The results of a 1,621-person poll of registered voters, released last week by the Marijuana Policy Project and conducted by Raleigh, N.C.-based Public Policy Polling, indicated 19 percent of respondents would support Ms. Bonds.

The election is regarded as perhaps the best shot in recent years for a Republican to gain a seat on the council, which reserves two at-large seats for members of a non-majority party. The lone Republican in the race, Patrick Mara, has run twice before for council and currently serves as the Ward 1 representative on the city’s school board.

A Republican has not served on the council since Mr. Mara defeated Carol Schwartz in the 2008 Republican primary and lost the general election.

Mr. Mara has received a number of high-profile endorsements, but the PPP poll showed him tied with Democratic candidate Elissa Silverman with 13 percent of the vote. Ms. Silverman is a former journalist who went on to work with the D.C. Fiscal Policy Institute.

Others in the race include Democrats Matthew Frumin and Paul Zukerberg and Statehood Green candidate Perry Redd, a longtime activist and music producer who has put his talents to work crafting a number of campaign songs.
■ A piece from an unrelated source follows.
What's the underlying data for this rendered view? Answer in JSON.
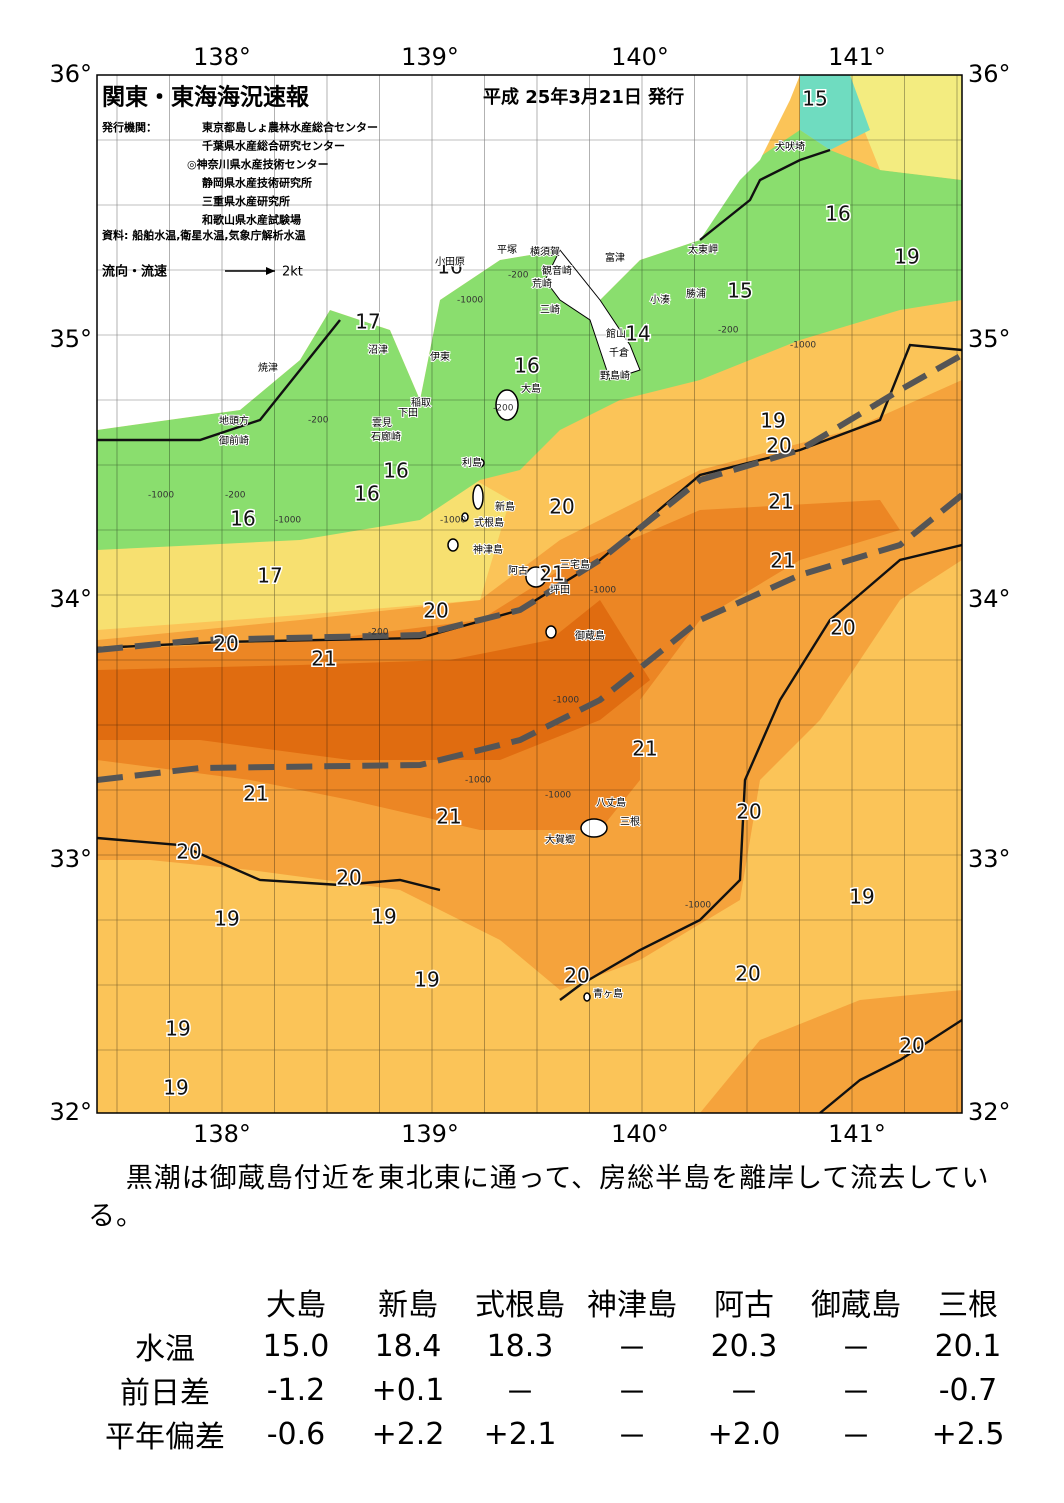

Mr. Frumin is an international trade lawyer and has served as a Ward 3 Advisory Neighborhood Commission representative since 2008. Mr. Zukerberg, a defense lawyer, has for the most part campaigned around the single issue of marijuana decriminalization.

Also on the ballot is a referendum that would grant the District budget autonomy. If passed, the referendum would force Congress to actively disapprove the local electorate’s wish to detach the city’s budget from the spending process on Capitol Hill and would also let city officials set their own fiscal year instead of using the cumbersome federal version, from Oct. 1 to Sept. 30.